Chicago — According to the 2008 FMI U.S. Construction Overview, this year a projected $21.2 billion of new nonresidential construction will use green-building principles — a 58% increase over 2006.
Nationwide, legislation is also pushing green building. In the first five months of 2007, more than 100 green building bills were introduced at the state level.
“Across America, the demand for green building is growing, with no sign of abatement,” said Stephen Lamb, executive vice president of the Mechanical Contractors Association of Chicago. “Meeting that demand is a challenge no construction concern can ignore if they expect to survive in today's marketplace.”
More and more cities nationwide are requiring their municipal buildings to meet the standards of the Leadership in Energy and Environmental Design Rating System, the nationally accepted benchmark for high-performance green buildings. In Chicago, new and renovated municipal buildings are required to meet the LEED Silver rating as a stipulation under the city's Chicago Standard.
To assure that member contractors can meet the growing demand for green building, MCA Chicago offers numerous educational opportunities to keep them up-to-date with the latest technology.
“We consider this a top educational initiative,” Lamb said. “Not only does it help our member contractors to maintain a competitive edge, but it also enhances the quality of their projects.”
The effective performance of any sustainable building depends strongly on its mechanical systems.
Education = expertise
MCA Chicago, in conjunction with its Construction Education Institute, will offer numerous green building courses in Spring 2008. These courses range from introductory to advanced in their scope, covering green concepts for both existing and new buildings. While most courses are presented in classroom settings, an online course is also available.
Maintenance for sustainable buildings is also covered in the green courses.
“Ample green building opportunities are available for service contractors,” said Dan Bulley, senior vice president of MCA Chicago. “Sustainable buildings need to be maintained through green practices, or else their effectiveness can be severely compromised. Even buildings that didn't start out as green are being upgraded by service contractors and other building service industry professionals.”
In addition to his duties with MCA, Bulley is also the secretary of the Chicago Chapter of the U.S. Green Building Council, volunteer chair for the Greenbuild conference and trade show, and a LEED Accredited Professional.

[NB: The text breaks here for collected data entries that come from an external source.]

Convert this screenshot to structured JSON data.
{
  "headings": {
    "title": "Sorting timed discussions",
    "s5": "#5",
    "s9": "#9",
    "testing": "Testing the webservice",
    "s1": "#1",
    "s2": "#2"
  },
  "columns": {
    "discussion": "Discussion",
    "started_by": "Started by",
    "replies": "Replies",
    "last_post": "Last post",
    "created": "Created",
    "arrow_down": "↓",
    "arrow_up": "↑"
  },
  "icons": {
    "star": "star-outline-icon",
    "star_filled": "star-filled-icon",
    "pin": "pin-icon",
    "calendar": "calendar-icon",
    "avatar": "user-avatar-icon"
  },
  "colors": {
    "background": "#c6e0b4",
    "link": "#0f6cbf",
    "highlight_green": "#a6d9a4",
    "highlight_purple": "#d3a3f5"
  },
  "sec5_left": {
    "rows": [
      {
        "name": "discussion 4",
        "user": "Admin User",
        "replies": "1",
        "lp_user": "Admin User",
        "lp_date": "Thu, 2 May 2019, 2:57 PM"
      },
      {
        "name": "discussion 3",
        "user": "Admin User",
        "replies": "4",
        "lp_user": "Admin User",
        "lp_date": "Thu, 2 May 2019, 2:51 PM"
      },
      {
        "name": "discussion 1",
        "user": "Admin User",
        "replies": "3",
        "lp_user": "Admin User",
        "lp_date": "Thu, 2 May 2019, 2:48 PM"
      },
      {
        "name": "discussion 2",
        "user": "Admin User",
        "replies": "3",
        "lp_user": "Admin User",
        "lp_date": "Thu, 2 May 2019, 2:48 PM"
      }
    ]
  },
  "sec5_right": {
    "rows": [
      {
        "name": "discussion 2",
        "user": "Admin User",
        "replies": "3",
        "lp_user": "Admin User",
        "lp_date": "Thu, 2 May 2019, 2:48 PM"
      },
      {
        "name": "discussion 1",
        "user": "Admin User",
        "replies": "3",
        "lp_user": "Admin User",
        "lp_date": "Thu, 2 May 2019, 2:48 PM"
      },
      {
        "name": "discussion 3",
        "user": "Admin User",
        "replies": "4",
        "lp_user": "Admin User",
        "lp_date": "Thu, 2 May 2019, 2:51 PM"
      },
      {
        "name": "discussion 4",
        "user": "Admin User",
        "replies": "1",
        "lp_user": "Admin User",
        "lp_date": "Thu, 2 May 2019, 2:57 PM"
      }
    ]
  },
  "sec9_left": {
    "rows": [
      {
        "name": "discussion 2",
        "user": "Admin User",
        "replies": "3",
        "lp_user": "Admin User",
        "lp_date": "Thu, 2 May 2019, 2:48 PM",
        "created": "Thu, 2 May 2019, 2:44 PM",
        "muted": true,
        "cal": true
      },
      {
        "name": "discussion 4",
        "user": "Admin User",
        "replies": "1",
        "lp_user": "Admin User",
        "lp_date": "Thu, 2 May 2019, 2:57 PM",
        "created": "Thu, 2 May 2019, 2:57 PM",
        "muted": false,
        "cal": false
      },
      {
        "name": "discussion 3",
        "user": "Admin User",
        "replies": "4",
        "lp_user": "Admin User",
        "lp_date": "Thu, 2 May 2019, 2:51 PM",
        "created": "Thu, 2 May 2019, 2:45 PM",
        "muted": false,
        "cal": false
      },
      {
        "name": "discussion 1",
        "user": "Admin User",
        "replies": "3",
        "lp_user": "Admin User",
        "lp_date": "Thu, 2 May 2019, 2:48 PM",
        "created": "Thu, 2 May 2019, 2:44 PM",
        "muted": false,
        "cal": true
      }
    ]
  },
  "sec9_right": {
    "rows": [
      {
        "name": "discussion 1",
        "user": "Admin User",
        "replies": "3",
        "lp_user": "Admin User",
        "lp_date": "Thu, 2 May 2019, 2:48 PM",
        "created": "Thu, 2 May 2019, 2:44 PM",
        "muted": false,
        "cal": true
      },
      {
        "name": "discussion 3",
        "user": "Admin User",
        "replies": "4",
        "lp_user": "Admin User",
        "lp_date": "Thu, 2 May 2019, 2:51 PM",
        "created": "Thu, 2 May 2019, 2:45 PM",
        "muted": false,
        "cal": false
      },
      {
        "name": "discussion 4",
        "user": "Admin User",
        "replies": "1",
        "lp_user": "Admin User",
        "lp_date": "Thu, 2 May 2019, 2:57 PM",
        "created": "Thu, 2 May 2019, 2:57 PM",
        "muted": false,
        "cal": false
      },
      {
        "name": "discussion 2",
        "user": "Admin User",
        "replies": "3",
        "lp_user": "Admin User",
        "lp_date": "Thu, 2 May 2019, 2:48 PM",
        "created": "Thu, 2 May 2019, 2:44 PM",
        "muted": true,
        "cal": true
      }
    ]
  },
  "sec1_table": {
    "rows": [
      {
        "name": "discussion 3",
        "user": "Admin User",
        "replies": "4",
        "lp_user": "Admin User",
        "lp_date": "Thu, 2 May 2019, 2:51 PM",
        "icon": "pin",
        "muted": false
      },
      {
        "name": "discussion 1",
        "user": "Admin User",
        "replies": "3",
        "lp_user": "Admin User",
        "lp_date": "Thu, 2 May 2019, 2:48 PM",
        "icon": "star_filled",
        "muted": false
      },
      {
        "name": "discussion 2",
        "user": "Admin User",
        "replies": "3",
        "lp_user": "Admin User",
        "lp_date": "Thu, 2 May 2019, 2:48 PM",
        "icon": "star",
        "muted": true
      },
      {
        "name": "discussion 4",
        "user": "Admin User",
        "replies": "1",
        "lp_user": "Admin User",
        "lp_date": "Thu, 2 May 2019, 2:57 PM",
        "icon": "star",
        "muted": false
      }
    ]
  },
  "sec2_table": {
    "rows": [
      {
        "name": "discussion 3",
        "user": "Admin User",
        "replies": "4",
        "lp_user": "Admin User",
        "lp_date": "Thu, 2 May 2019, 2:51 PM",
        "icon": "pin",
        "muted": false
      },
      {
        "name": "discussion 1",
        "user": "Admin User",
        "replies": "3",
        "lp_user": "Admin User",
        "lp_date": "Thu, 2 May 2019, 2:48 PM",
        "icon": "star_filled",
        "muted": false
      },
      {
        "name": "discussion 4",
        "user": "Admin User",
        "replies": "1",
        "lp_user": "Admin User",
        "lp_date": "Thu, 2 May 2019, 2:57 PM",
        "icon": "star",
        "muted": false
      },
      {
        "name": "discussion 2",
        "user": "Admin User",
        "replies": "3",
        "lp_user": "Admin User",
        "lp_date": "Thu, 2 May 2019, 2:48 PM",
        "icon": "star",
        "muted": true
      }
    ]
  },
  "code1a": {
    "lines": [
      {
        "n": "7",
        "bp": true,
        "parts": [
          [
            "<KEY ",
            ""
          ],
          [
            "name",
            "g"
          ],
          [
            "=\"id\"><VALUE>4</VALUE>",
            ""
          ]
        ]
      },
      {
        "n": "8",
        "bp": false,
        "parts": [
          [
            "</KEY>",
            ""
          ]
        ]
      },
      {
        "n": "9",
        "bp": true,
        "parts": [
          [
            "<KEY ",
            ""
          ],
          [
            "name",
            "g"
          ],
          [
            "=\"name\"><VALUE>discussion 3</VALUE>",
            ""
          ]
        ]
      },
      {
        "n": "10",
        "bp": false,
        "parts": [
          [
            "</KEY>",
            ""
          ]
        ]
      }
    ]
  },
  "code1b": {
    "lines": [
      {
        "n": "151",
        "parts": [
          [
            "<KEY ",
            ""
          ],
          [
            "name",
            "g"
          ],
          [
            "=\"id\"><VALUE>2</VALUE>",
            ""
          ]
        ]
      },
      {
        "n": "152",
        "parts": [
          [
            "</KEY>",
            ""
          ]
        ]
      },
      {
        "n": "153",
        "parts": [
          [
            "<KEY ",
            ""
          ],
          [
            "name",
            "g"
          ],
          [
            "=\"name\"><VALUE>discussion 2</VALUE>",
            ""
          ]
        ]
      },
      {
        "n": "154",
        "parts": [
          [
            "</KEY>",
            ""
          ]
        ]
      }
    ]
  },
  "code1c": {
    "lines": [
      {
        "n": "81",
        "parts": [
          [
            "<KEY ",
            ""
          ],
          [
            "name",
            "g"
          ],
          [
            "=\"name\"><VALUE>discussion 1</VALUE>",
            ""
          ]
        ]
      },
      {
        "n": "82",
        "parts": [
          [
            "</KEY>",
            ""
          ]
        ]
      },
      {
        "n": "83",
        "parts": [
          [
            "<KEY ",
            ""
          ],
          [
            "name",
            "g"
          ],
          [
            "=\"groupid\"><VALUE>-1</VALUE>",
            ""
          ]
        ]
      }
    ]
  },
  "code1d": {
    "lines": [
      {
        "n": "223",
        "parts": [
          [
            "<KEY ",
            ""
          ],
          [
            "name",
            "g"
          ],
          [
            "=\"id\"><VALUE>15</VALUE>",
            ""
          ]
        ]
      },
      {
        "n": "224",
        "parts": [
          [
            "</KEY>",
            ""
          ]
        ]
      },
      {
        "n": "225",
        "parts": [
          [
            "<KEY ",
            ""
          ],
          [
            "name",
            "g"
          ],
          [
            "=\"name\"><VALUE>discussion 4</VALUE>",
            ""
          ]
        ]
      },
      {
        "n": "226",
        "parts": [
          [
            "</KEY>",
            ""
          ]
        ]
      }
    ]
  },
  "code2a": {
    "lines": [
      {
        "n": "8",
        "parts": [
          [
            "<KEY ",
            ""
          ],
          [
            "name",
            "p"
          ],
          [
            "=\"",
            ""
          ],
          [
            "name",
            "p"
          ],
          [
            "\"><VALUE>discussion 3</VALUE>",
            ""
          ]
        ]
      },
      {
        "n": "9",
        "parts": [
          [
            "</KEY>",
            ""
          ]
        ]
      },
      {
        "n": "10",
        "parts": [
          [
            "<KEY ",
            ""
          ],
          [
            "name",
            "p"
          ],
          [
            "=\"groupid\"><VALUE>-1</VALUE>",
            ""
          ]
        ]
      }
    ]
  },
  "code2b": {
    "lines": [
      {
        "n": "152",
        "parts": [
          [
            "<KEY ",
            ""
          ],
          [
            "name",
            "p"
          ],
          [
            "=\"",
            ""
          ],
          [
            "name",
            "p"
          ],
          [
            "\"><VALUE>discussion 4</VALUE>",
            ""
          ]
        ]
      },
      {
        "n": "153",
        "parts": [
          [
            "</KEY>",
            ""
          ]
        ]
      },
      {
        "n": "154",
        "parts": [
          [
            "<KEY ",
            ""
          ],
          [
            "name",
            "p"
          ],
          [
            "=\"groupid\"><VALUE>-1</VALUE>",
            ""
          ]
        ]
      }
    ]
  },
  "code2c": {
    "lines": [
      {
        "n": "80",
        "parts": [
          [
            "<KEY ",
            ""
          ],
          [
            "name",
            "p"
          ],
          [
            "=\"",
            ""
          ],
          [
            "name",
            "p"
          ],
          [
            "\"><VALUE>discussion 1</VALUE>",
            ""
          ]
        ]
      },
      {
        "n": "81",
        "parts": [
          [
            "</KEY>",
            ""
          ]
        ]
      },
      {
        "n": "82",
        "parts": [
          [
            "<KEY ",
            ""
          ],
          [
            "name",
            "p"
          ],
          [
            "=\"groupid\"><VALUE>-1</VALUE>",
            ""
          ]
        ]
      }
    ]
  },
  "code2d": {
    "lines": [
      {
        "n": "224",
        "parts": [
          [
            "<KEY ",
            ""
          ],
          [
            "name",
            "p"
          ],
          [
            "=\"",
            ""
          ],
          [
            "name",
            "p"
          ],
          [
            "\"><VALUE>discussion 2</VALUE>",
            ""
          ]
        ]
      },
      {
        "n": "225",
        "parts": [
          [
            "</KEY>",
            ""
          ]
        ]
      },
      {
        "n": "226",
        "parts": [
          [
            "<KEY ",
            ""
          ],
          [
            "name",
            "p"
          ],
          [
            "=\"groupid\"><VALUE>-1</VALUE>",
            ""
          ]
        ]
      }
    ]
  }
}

Green building is a regular topic at the MCA Chicago Executive Forum, a “boot camp” for construction administrators. This year, the association will offer more than 70 courses for chief executive officers and other executives in line for leadership roles.
“The Forum offers something for leaders at every level, whether they are new to the management side of the industry or are seasoned veterans,” said Lamb.
Dennis Finnegan, construction manager at American Combustion Services, found the Executive Forum especially helpful when he entered the management arena.
“I was a field man, a journeyman pipefitter,” he said. “As I moved from the field to the management side, I found that I was wearing both hats and there were subjects that I wasn't as familiar with. Executive Forum opened my eyes to so many things.”
Member contractors also receive green knowledge in the MCA Chicago newsletter, Pipeline News. A recent article offered advice on the risk management aspects of green building. According to authors Greg Field and Dan Buelow of insurance intermediary Hilb Rogal & Hobbs Co., contractors need to receive an education in green building before they enter the market: “A rush to capture this segment of the market could spell disaster. Here, like in many new technologies, learning to walk before you run may be the best risk mitigation technique one can employ.”
A green milestone
MCA Chicago celebrates its 120th Anniversary in 2008, and this spring the association will mark the occasion, and set an example for the business community, by moving its headquarters into a sustainable building in Burr Ridge, Ill. Half of the new 9,000-sq.ft. facility will be offices, while the other half will be used for classes.
Since educational programming is a top function of the association, the availability of in-house classrooms, along with ample parking, was considered a top priority.
“We are doing more and more training on the Internet,” Lamb said, “but some of our courses do not lend themselves to Web-based training. Plus, it's hard to beat the effectiveness of face-to-face interaction between a good teacher and his pupils. Moving into this new green building represents an exciting new chapter in the history of our association.”